Sent from my SGH-I747M using Tapatalk

----------


## Mouse

Oh those are excellent!

Can't wait for that laptop to be serviced  :Very Happy:

----------


## kacey

These look great Meshon.

----------


## ChickPea

Fantastic work!

----------


## LordCartoart

Good job. By the way, if you only have your phone, use the Scannable app it works as a decent scanner.

----------


## Meshon

Thanks, I had fun making 'em!



> Good job. By the way, if you only have your phone, use the Scannable app it works as a decent scanner.


That's a great tip, I will check that out!

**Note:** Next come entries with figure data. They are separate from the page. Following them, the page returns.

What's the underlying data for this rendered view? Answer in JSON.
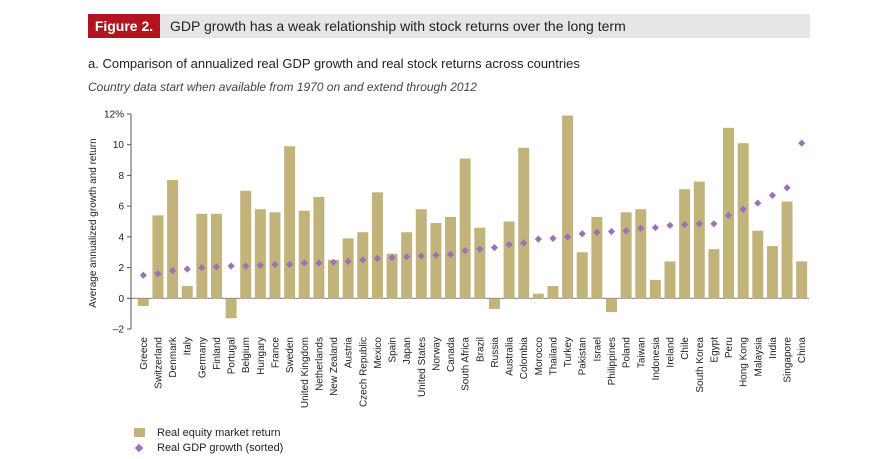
{
  "header": {
    "figure_label": "Figure 2.",
    "title": "GDP growth has a weak relationship with stock returns over the long term"
  },
  "subtitle": "a. Comparison of annualized real GDP growth and real stock returns across countries",
  "note": "Country data start when available from 1970 on and extend through 2012",
  "legend": {
    "equity": "Real equity market return",
    "gdp": "Real GDP growth (sorted)"
  },
  "colors": {
    "bar": "#c2b37a",
    "diamond": "#9b72b6",
    "axis": "#555555"
  },
  "chart_data": {
    "type": "bar",
    "ylabel": "Average annualized growth and return",
    "ylim": [
      -2,
      12
    ],
    "yticks": [
      "–2",
      "0",
      "2",
      "4",
      "6",
      "8",
      "10",
      "12%"
    ],
    "categories": [
      "Greece",
      "Switzerland",
      "Denmark",
      "Italy",
      "Germany",
      "Finland",
      "Portugal",
      "Belgium",
      "Hungary",
      "France",
      "Sweden",
      "United Kingdom",
      "Netherlands",
      "New Zealand",
      "Austria",
      "Czech Republic",
      "Mexico",
      "Spain",
      "Japan",
      "United States",
      "Norway",
      "Canada",
      "South Africa",
      "Brazil",
      "Russia",
      "Australia",
      "Colombia",
      "Morocco",
      "Thailand",
      "Turkey",
      "Pakistan",
      "Israel",
      "Philippines",
      "Poland",
      "Taiwan",
      "Indonesia",
      "Ireland",
      "Chile",
      "South Korea",
      "Egypt",
      "Peru",
      "Hong Kong",
      "Malaysia",
      "India",
      "Singapore",
      "China"
    ],
    "series": [
      {
        "name": "Real equity market return",
        "type": "bar",
        "values": [
          -0.5,
          5.4,
          7.7,
          0.8,
          5.5,
          5.5,
          -1.3,
          7.0,
          5.8,
          5.6,
          9.9,
          5.7,
          6.6,
          2.5,
          3.9,
          4.3,
          6.9,
          2.9,
          4.3,
          5.8,
          4.9,
          5.3,
          9.1,
          4.6,
          -0.7,
          5.0,
          9.8,
          0.3,
          0.8,
          11.9,
          3.0,
          5.3,
          -0.9,
          5.6,
          5.8,
          1.2,
          2.4,
          7.1,
          7.6,
          3.2,
          11.1,
          10.1,
          4.4,
          3.4,
          6.3,
          2.4
        ]
      },
      {
        "name": "Real GDP growth (sorted)",
        "type": "scatter",
        "values": [
          1.5,
          1.6,
          1.8,
          1.9,
          2.0,
          2.05,
          2.1,
          2.1,
          2.15,
          2.2,
          2.2,
          2.3,
          2.3,
          2.35,
          2.4,
          2.5,
          2.6,
          2.65,
          2.7,
          2.75,
          2.8,
          2.85,
          3.1,
          3.2,
          3.3,
          3.5,
          3.6,
          3.85,
          3.9,
          4.0,
          4.2,
          4.3,
          4.35,
          4.4,
          4.55,
          4.6,
          4.75,
          4.8,
          4.85,
          4.85,
          5.4,
          5.8,
          6.2,
          6.7,
          7.2,
          10.1
        ]
      }
    ]
  }
}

Sent from my SGH-I747M using Tapatalk

----------


## J.Edward

Oooh, I like both of them. Very nice sir.  :Smile: 
And that nice juicy red adds a lot.

----------


## ThomasR

They're both pretty good but I really love the right one !

----------


## Abu Lafia

Excellent pieces Meshon. Again, i'm in awe with your traditional hand drawn skillz (although i'm glad to read your digital setup is getting back together after the great wine flood of '17) and the storytelling-metaphor map is a wonderful idea for a bookmark!

----------


## DanielHasenbos

Very nice set Meshon. Especially the first one is fun to explore!

----------


## Ilanthar

Excellent! And the text is also quite good  :Wink: .

----------